HERÓI Delegado Antônio Celso dos Santos: quatro anos de perseguição (Crédito:Divulgação)

Mesmo em um país como o Brasil, com altos índices de criminalidade, há certos casos que se destacam e permanecem décadas no imaginário popular. Existem diversas explicações para isso, do impacto social ao grau de violência da operação. O roubo do Banco Central em Fortaleza, em 6 de agosto de 2005, entrou para a história por duas razões: o alto valor levado pelos ladrões e a complexidade com que o plano foi executado. No entanto, como sabemos, não existe crime perfeito – e esse não foi diferente.

A série documental 3 Tonelada$: Assalto ao Banco Central, produzida pela Netflix, comprova essa tese. Revela também que o crime, inicialmente sem vítimas fatais ou sinais de agressividade, provocou mais tarde um cenário extremamente violento. Dirigida por Daniel Billio, a produção é dividida em três episódios: o primeiro narra o furto em si, com destaque para o planejamento surpreendente e a tecnologia empregada na construção de um túnel de 85 metros de comprimento. Com sistema de ventilação, iluminação e até uma linha telefônica, a obra ligava uma empresa de fachada criada pelos bandidos, com foco na venda de grama sintética – para que a quantidade de terra retirada do local não chamasse a atenção –, a um dos caixas-fortes do arranha-céu no centro da capital cearense.

TECNOLOGIA O túnel de 85 metros: sistema de ventilação e linha telefônica (Crédito:Jarbas Oliveira)

A série reúne entrevistas com diversos envolvidos no crime, inclusive um dos onze membros da quadrilha que elaborou o plano. Ele é o responsável por pelo menos duas frases que, em outro contexto, soariam até divertidas. A primeira delas: “E aí, vamos bater o recorde mundial?” – ele lembra ter dito isso ao resto do bando ao constatar a quantidade de dinheiro que havia no cofre. Foram mais de 300 pacotes com cerca de R$ 500 mil cada, um impressionante total de R$ 165 milhões. A segunda frase dele foi: “Me deu nojo de tanto dinheiro”, diante do volume absurdo de notas de R$ 50 – eles não levaram as notas de R$ 100, nem as sequenciais, para evitar que fossem rastreadas.

O segundo episódio exibe a investigação da Polícia Federal, liderada pelo delegado Antônio Celso dos Santos. O ponto de partida foi o reconhecimento do “estilo” do túnel, semelhante ao usado em uma fuga do presídio do Carandiru, em 2001, em São Paulo. A evidência trouxe a investigação para a capital paulista – mais tarde, foram descobertas vertentes em Belo Horizonte e Porto Alegre, além de Boa Viagem e Canoa Quebrada, pequenos municípios no Ceará. Além de reportagens da época, a série mostra as ramificações dos criminosos por meio de quadros animados com fotos e diagramas, no melhor estilo das diligências feitas pelo FBI nos filmes de Hollywood.

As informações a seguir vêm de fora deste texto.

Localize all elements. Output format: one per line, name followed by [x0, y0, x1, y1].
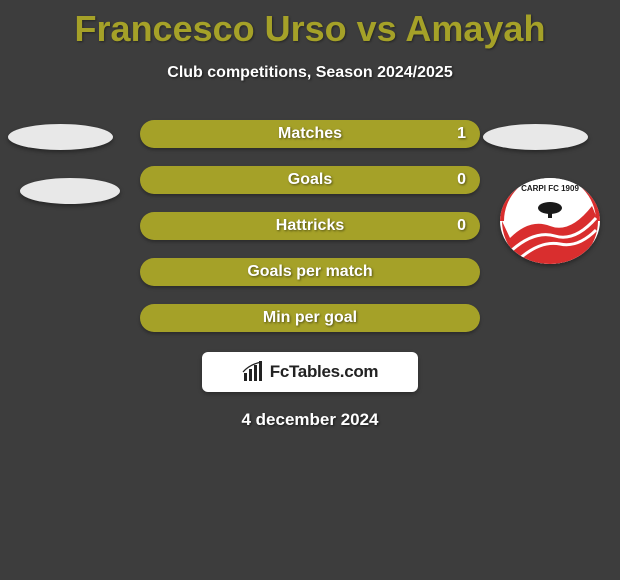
page-title: Francesco Urso vs Amayah: [0, 0, 620, 50]
stat-bars: Matches 1 Goals 0 Hattricks 0 Goals per …: [140, 120, 480, 332]
stat-bar-matches: Matches 1: [140, 120, 480, 148]
logo-text: FcTables.com: [270, 362, 379, 382]
player-photo-left-1: [8, 124, 113, 150]
stat-label: Hattricks: [276, 217, 344, 235]
stat-value: 0: [457, 171, 466, 189]
player-photo-right: [483, 124, 588, 150]
site-logo[interactable]: FcTables.com: [202, 352, 418, 392]
stat-label: Goals per match: [247, 263, 372, 281]
stat-bar-min-per-goal: Min per goal: [140, 304, 480, 332]
stat-bar-hattricks: Hattricks 0: [140, 212, 480, 240]
stat-value: 0: [457, 217, 466, 235]
player-photo-left-2: [20, 178, 120, 204]
stat-bar-goals-per-match: Goals per match: [140, 258, 480, 286]
date: 4 december 2024: [0, 410, 620, 430]
bar-chart-icon: [242, 361, 264, 383]
club-badge: CARPI FC 1909: [500, 178, 600, 264]
stat-label: Matches: [278, 125, 342, 143]
stat-label: Min per goal: [263, 309, 357, 327]
club-badge-icon: CARPI FC 1909: [500, 178, 600, 264]
subtitle: Club competitions, Season 2024/2025: [0, 64, 620, 82]
svg-text:CARPI FC 1909: CARPI FC 1909: [521, 184, 579, 193]
stat-value: 1: [457, 125, 466, 143]
stat-label: Goals: [288, 171, 332, 189]
stat-bar-goals: Goals 0: [140, 166, 480, 194]
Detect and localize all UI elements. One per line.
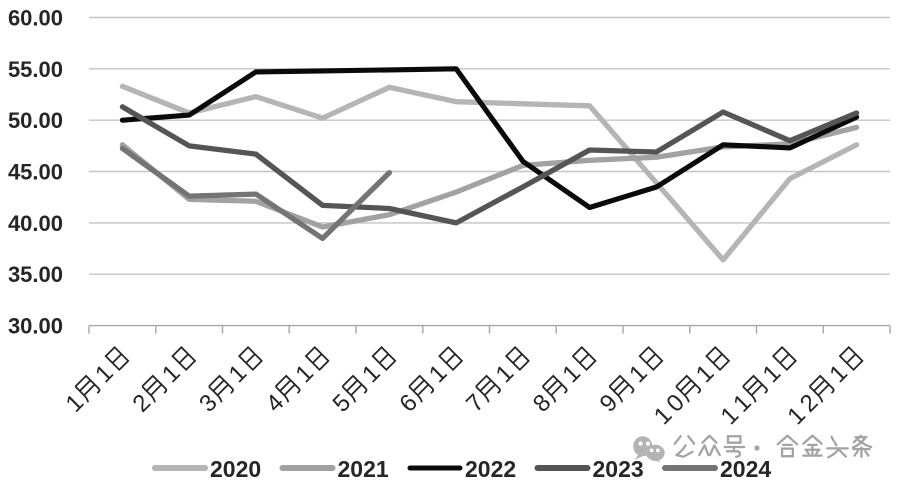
svg-text:45.00: 45.00: [8, 160, 63, 185]
svg-text:40.00: 40.00: [8, 211, 63, 236]
svg-text:60.00: 60.00: [8, 6, 63, 31]
svg-text:30.00: 30.00: [8, 314, 63, 339]
svg-text:2022: 2022: [465, 456, 516, 482]
svg-text:35.00: 35.00: [8, 262, 63, 287]
svg-text:2024: 2024: [720, 456, 771, 482]
svg-text:2021: 2021: [338, 456, 389, 482]
svg-text:2023: 2023: [593, 456, 644, 482]
svg-text:50.00: 50.00: [8, 108, 63, 133]
svg-text:55.00: 55.00: [8, 57, 63, 82]
svg-text:2020: 2020: [210, 456, 261, 482]
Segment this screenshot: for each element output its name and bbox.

O terceiro e último episódio pode ser resumido em uma frase do delegado Santos: “eles tiveram coragem e talento para executar o crime, mas não planejaram o que fazer com tanto dinheiro”. Ao contrário do que imaginaram, as três toneladas de dinheiro tornaram-se um peso insustentável. A inevitável fama dos criminosos que participaram da ação não lhes trouxe apenas inimigos no mundo do crime, como atraiu policiais corruptos que passaram a extorqui-los. Entre as consequências, a série cita até os atentados cometidos pelo PCC em São Paulo, em 2006. Com a solução do crime e a prisão dos integrantes e de dezenas de comparsas, o maior assalto da história do Brasil ainda faz parte do imaginário popular brasileiro, mas como uma grande maldição.